Wednesday, January 23, 2013
Do you have an exit strategy?
Small business owners wear many hats and it is often hard for them to find the time to do strategic planning. We try to encourage our clients to sit down once a year to see where they have been and where they are going. This doesn't have to be done at the end of the calendar year if this is a hectic time of year for you. We usually do this in the early fall as we are very busy in December and January!
Planning your exit strategy should be an ongoing process. If the business has more than one owner, it is vitally important to keep everyone on the same page as to where the business is going and how it will end. If the plan is to sell the business some day, keep in mind that a potential buyer will want to look at your financial statements and accounting records. Getting and keeping these in order is important and the sooner you do it, the better.

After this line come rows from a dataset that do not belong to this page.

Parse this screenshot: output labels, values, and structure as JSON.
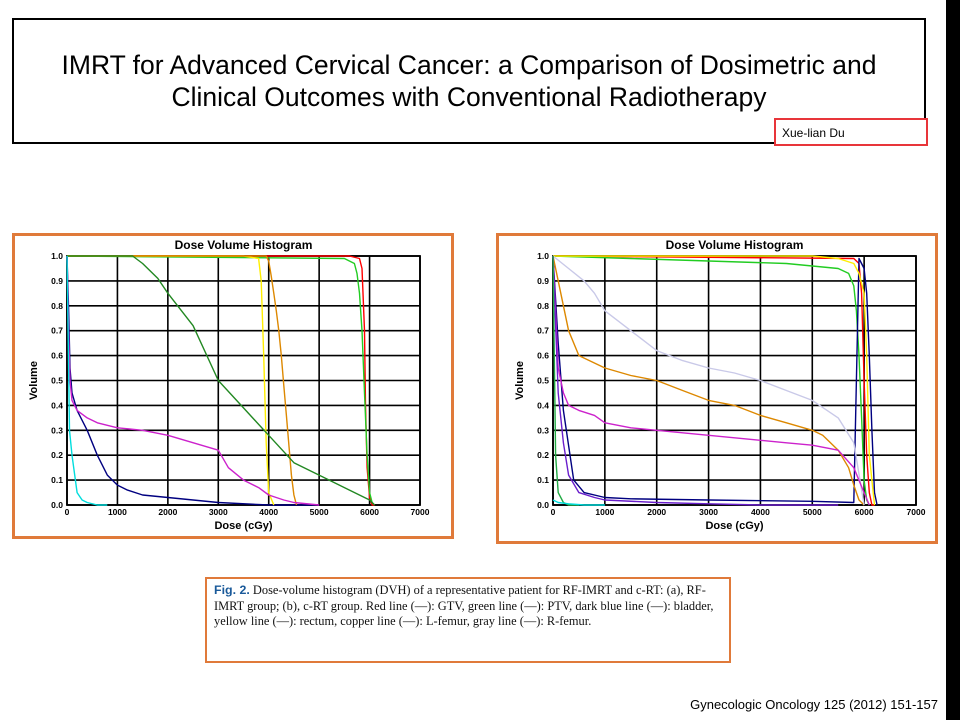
{
  "slide": {
    "title": "IMRT for Advanced Cervical Cancer: a Comparison of Dosimetric and Clinical Outcomes with Conventional Radiotherapy",
    "author": "Xue-lian Du",
    "citation": "Gynecologic Oncology 125 (2012) 151-157",
    "caption": {
      "label": "Fig. 2.",
      "text": "Dose-volume histogram (DVH) of a representative patient for RF-IMRT and c-RT: (a), RF-IMRT group; (b), c-RT group. Red line (—): GTV, green line (—): PTV, dark blue line (—): bladder, yellow line (—): rectum, copper line (—): L-femur, gray line (—): R-femur."
    }
  },
  "colors": {
    "panel_border": "#e07a3a",
    "author_border": "#e8353a"
  },
  "chart_data": [
    {
      "type": "line",
      "title": "Dose Volume Histogram",
      "xlabel": "Dose (cGy)",
      "ylabel": "Volume",
      "xlim": [
        0,
        7000
      ],
      "ylim": [
        0,
        1.0
      ],
      "xticks": [
        "0",
        "1000",
        "2000",
        "3000",
        "4000",
        "5000",
        "6000",
        "7000"
      ],
      "yticks": [
        "0.0",
        "0.1",
        "0.2",
        "0.3",
        "0.4",
        "0.5",
        "0.6",
        "0.7",
        "0.8",
        "0.9",
        "1.0"
      ],
      "grid": true,
      "series": [
        {
          "color": "#ff0000",
          "x": [
            0,
            5600,
            5800,
            5850,
            5900,
            5920,
            5950,
            6000,
            6050,
            6100
          ],
          "y": [
            1.0,
            1.0,
            0.99,
            0.95,
            0.7,
            0.4,
            0.15,
            0.03,
            0.0,
            0.0
          ]
        },
        {
          "color": "#22cc22",
          "x": [
            0,
            5500,
            5700,
            5750,
            5800,
            5850,
            5900,
            5950,
            6000,
            6050,
            6100
          ],
          "y": [
            1.0,
            0.99,
            0.97,
            0.93,
            0.85,
            0.7,
            0.45,
            0.2,
            0.05,
            0.01,
            0.0
          ]
        },
        {
          "color": "#000080",
          "x": [
            0,
            30,
            60,
            100,
            200,
            400,
            600,
            800,
            1000,
            1200,
            1500,
            2000,
            3000,
            4000,
            5000
          ],
          "y": [
            1.0,
            0.8,
            0.55,
            0.45,
            0.38,
            0.3,
            0.2,
            0.12,
            0.08,
            0.06,
            0.04,
            0.03,
            0.01,
            0.0,
            0.0
          ]
        },
        {
          "color": "#ffee00",
          "x": [
            0,
            3500,
            3800,
            3850,
            3900,
            3950,
            4000,
            4100
          ],
          "y": [
            1.0,
            1.0,
            0.99,
            0.9,
            0.6,
            0.25,
            0.05,
            0.0
          ]
        },
        {
          "color": "#dd8800",
          "x": [
            0,
            3950,
            4000,
            4050,
            4100,
            4150,
            4200,
            4250,
            4300,
            4350,
            4400,
            4450,
            4500,
            4550
          ],
          "y": [
            1.0,
            1.0,
            0.98,
            0.92,
            0.85,
            0.78,
            0.7,
            0.6,
            0.48,
            0.36,
            0.24,
            0.12,
            0.04,
            0.0
          ]
        },
        {
          "color": "#228822",
          "x": [
            0,
            1300,
            1500,
            1800,
            2000,
            2500,
            3000,
            3500,
            4000,
            4500,
            5000,
            5500,
            6000,
            6100
          ],
          "y": [
            1.0,
            1.0,
            0.97,
            0.91,
            0.85,
            0.72,
            0.5,
            0.39,
            0.28,
            0.17,
            0.12,
            0.07,
            0.02,
            0.0
          ]
        },
        {
          "color": "#cc22cc",
          "x": [
            0,
            30,
            60,
            100,
            200,
            400,
            600,
            800,
            1000,
            1500,
            2000,
            3000,
            3200,
            3500,
            3800,
            4000,
            4300,
            4500,
            5000
          ],
          "y": [
            1.0,
            0.7,
            0.5,
            0.42,
            0.38,
            0.35,
            0.33,
            0.32,
            0.31,
            0.3,
            0.28,
            0.22,
            0.15,
            0.1,
            0.07,
            0.04,
            0.02,
            0.01,
            0.0
          ]
        },
        {
          "color": "#00dddd",
          "x": [
            0,
            50,
            100,
            200,
            300,
            400,
            600,
            800
          ],
          "y": [
            1.0,
            0.3,
            0.2,
            0.05,
            0.02,
            0.01,
            0.0,
            0.0
          ]
        }
      ]
    },
    {
      "type": "line",
      "title": "Dose Volume Histogram",
      "xlabel": "Dose (cGy)",
      "ylabel": "Volume",
      "xlim": [
        0,
        7000
      ],
      "ylim": [
        0,
        1.0
      ],
      "xticks": [
        "0",
        "1000",
        "2000",
        "3000",
        "4000",
        "5000",
        "6000",
        "7000"
      ],
      "yticks": [
        "0.0",
        "0.1",
        "0.2",
        "0.3",
        "0.4",
        "0.5",
        "0.6",
        "0.7",
        "0.8",
        "0.9",
        "1.0"
      ],
      "grid": true,
      "series": [
        {
          "color": "#ff0000",
          "x": [
            0,
            5800,
            5900,
            5950,
            6000,
            6050,
            6100,
            6150,
            6200
          ],
          "y": [
            1.0,
            0.99,
            0.97,
            0.85,
            0.5,
            0.2,
            0.05,
            0.0,
            0.0
          ]
        },
        {
          "color": "#22cc22",
          "x": [
            0,
            1500,
            3000,
            4500,
            5500,
            5700,
            5800,
            5850,
            5900,
            5950,
            6000,
            6050,
            6100
          ],
          "y": [
            1.0,
            0.99,
            0.98,
            0.97,
            0.95,
            0.93,
            0.88,
            0.78,
            0.6,
            0.35,
            0.1,
            0.02,
            0.0
          ]
        },
        {
          "color": "#000080",
          "x": [
            0,
            100,
            200,
            400,
            600,
            1000,
            1500,
            3000,
            5000,
            5800,
            5900,
            6000,
            6050,
            6100,
            6150,
            6200,
            6250
          ],
          "y": [
            1.0,
            0.65,
            0.38,
            0.1,
            0.05,
            0.03,
            0.025,
            0.02,
            0.015,
            0.01,
            0.99,
            0.95,
            0.85,
            0.6,
            0.3,
            0.05,
            0.0
          ]
        },
        {
          "color": "#ffee00",
          "x": [
            0,
            5000,
            5500,
            5800,
            5900,
            6000,
            6050,
            6100,
            6200
          ],
          "y": [
            1.0,
            1.0,
            0.99,
            0.97,
            0.93,
            0.85,
            0.6,
            0.2,
            0.0
          ]
        },
        {
          "color": "#dd8800",
          "x": [
            0,
            150,
            300,
            500,
            1000,
            1500,
            2000,
            2500,
            3000,
            3500,
            4000,
            4500,
            5000,
            5200,
            5500,
            5700,
            5800,
            5900,
            6000
          ],
          "y": [
            1.0,
            0.85,
            0.7,
            0.6,
            0.55,
            0.52,
            0.5,
            0.46,
            0.42,
            0.4,
            0.36,
            0.33,
            0.3,
            0.28,
            0.22,
            0.15,
            0.08,
            0.02,
            0.0
          ]
        },
        {
          "color": "#c9c9e8",
          "x": [
            0,
            300,
            600,
            800,
            1000,
            1500,
            2000,
            2500,
            3000,
            3500,
            4000,
            4500,
            5000,
            5500,
            5800,
            6000
          ],
          "y": [
            1.0,
            0.95,
            0.9,
            0.85,
            0.78,
            0.7,
            0.62,
            0.58,
            0.55,
            0.53,
            0.5,
            0.46,
            0.42,
            0.35,
            0.25,
            0.0
          ]
        },
        {
          "color": "#cc22cc",
          "x": [
            0,
            100,
            200,
            300,
            500,
            800,
            1000,
            1500,
            2000,
            3000,
            4000,
            4500,
            5000,
            5500,
            5800,
            6000,
            6100
          ],
          "y": [
            1.0,
            0.55,
            0.45,
            0.4,
            0.38,
            0.36,
            0.33,
            0.31,
            0.3,
            0.28,
            0.26,
            0.25,
            0.24,
            0.22,
            0.15,
            0.05,
            0.0
          ]
        },
        {
          "color": "#6a1ecc",
          "x": [
            0,
            100,
            200,
            300,
            500,
            800,
            1000,
            2000,
            3000,
            4000,
            5000,
            5500
          ],
          "y": [
            1.0,
            0.45,
            0.25,
            0.12,
            0.05,
            0.03,
            0.02,
            0.01,
            0.005,
            0.0,
            0.0,
            0.0
          ]
        },
        {
          "color": "#22aa44",
          "x": [
            0,
            50,
            100,
            200,
            300,
            500
          ],
          "y": [
            1.0,
            0.2,
            0.05,
            0.01,
            0.0,
            0.0
          ]
        },
        {
          "color": "#00dddd",
          "x": [
            0,
            100,
            300,
            600,
            1000
          ],
          "y": [
            0.02,
            0.01,
            0.005,
            0.0,
            0.0
          ]
        }
      ]
    }
  ]
}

When you are taking draws or paying bonuses, keep the big picture in mind. While keeping profits to a minimum helps reduce taxes, it may limit the attractiveness of your business to potential buyers. You also want your accounting to have enough sophistication to impress a larger company. Simple works initially, but corporations expect to see prepaids and accruals on the books so if selling the business is your long range plan, consider adding these accounting conventions to your process.
It is also good to start establishing a persona for your business that is not tied so closely to you. If you are the business, who will want to buy it? You need to have procedures and processes in place which can be duplicated by a new owner. They want to see that your customers or clients will stay with the business in the event of an ownership change.
Take some time at some point in 2013 to work on your exit strategy.